While Denzel Washington continues his impressive streak of commanding screen performances, the real gem in Unstoppable is Chris Pine. Hot off of his performance as James T. Kirk in the Paramount reboot of the Star Trek franchise, Pine is quickly proving that Star Trek was no fluke and that he’s ready to be Hollywood’s next leading man. In fact, he’s already in line to reboot another franchise, taking on the role of Jack Ryan from the series of books by Tom Clancy. Pine brings a deep and brooding intensity to the role of Will. He’s desperate to reconnect with his family and move on from his past, and at the same time, he’s a no-nonsense kind of guy, who won’t be fazed by his rookie status. Most impressive is Pine’s willingness to perform his own stunts, particularly during one of the most pivotal and dangerous moments in the film. He may be next Hollywood’s leading man, but he also just might be the next big action star.

Equally impressive in the sound of Unstoppable, which was recently recognized by the Academy of Motion Picture Arts and Sciences with an Academy Award nomination for best sound editing. With so much happening in this movie, sound and sound effects play such a pivotal role, particularly when immersing the audience in the world of the film. The sound effects and the musical score by Harry Gregson-Williams do an amazing job of allowing the tension to crescendo, continuously building and building until the thrilling climax. Sound is often taken for granted in movies, but put this movie on mute and the impact is felt instantly. Without the brilliant sound design of this film, there would be no stakes, there would be no pressure. The sound helps to bring everything together to keep the adrenaline-filled action moving and moving.
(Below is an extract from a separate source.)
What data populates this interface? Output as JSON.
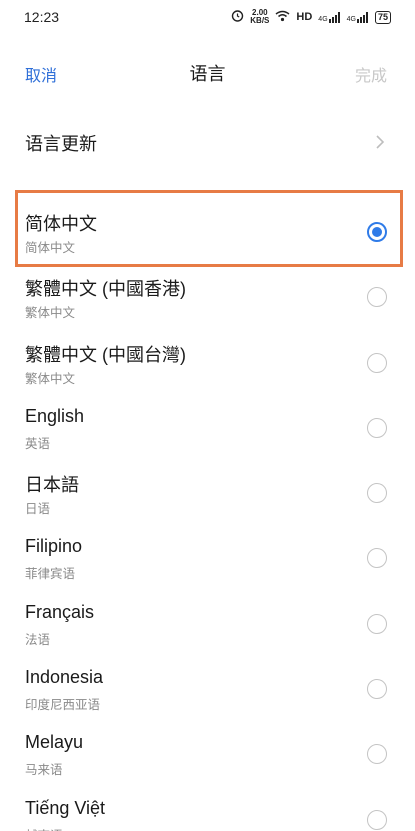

Unstoppable is sure to please fans of taut, intense action thrillers. Like Apollo 13, since it is based on true events, it does an admirable job of building and maintaining suspense even though the outcome is already known. Of course, Unstoppable takes artistic liberties to make the real-life events more dramatic and action-packed than they really were. Even with the artistic liberties, the story and characters and grounded and based in reality, making it all the more extreme knowing events like this could happen. Unstoppable is definitely great popcorn cinema and proof-positive that Tony Scott’s ability to deliver action thrillers means we have many more of his thrill-rides to expect.


This is director Tony Scott’s second consecutive movie dealing with trains, the first being the 2009 remake The Taking of Pelham 1 2 3, which also starred Denzel Washington. Their fifth collaboration almost never came to be, as the development of the movie took over six years. When 20th Century Fox asked Washington to take $4 million dollars off his normal fee to keep the movie under budget, Washington left the project, citing continued production delays. But when Fox came in with an eleventh hour incentive, Washington rejoined the project.